Ein Pluspunkt des Ganzen ist schließlich die Produktion. Die Handschrift von Menahan Street-Souler und 79.5-Producer Leon Michels, einem Strippenzieher, den man selten wirklich bemerkt, kann man ein bisschen in der Raumklang-Abmischung von "Istanbul'un Kuşlari" wahrnehmen. Gitarren und Drums mischt er deutlich hinter die Vocals. Dazwischen lugt noch eine angedeutete Klarinette als Brücke zwischen Vorder- und Hintergrund ab und an mit tollen Trillertönen hervor. Aber witziger Weise lebt der Song gerade von seiner Rhythm-Section, weil man genau hinhören muss, um sie zu wirklich zu spüren. Das Verwaschene, das die Band hier aufs Blasinstrument anwendet, macht die Musik so psychedelisch. Und manchmal, wie in "Cool Hand", sind Rhythmik, Dramaturgie und Stimmung auch Genre-technisch am besten mit dem Wort Psychedelic zu greifen.

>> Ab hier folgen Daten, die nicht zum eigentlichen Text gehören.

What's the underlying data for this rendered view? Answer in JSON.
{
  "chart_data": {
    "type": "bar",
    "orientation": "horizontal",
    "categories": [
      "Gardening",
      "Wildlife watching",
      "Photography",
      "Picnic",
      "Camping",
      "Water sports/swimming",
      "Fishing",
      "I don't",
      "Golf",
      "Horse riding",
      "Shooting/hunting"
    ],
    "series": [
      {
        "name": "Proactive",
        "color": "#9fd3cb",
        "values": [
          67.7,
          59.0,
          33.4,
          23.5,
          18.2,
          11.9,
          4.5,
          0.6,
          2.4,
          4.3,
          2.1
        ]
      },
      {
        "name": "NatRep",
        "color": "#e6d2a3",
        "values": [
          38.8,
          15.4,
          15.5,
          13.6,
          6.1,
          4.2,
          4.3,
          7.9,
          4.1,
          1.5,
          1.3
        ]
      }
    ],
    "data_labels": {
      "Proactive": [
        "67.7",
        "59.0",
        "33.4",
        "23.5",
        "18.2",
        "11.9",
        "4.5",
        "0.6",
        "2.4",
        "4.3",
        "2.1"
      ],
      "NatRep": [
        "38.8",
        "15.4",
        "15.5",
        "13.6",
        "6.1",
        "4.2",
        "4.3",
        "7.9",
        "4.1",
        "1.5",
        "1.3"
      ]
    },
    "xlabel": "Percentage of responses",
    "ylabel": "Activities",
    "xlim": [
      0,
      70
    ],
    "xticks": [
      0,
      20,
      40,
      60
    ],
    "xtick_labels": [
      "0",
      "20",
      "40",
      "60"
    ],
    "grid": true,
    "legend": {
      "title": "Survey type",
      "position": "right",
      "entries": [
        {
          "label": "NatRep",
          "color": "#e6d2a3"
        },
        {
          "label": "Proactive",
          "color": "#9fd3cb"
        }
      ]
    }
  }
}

Verwaschen müssen wir trotzdem auch bei der Genre-Einordnung bleiben. Denn es ist eben nicht einfach nur eine Art World-Fusion-Music oder eine exotisch angestrichene Form von Indie-Folk, sondern es handelt sich um knackige Rock-Bretter mit gesellschaftlichen Themen, kollektivem Schmerz und barocker Klangausstattung. Ausgereifte Sound-Qualität, emotionale Intensität, Abwechslung, Originalität und im Inhalt wirklich etwas mitzuteilen - hier kommt einiges zusammen.
1 Kommentar
Ich frage mich, ob der Rezensent die Platte je gehört hat? Knackige Rockbretter oder die angepriesene Psychedelia kann ich hier allenfalls in Spurenelementen finden. Ist nett und interessant, sehr retro, aber auch nicht mehr. Ja, ist mal was anderes und die Produktion gefällt wirklich gut, da den Instrumenten viel Raum gelassen wird.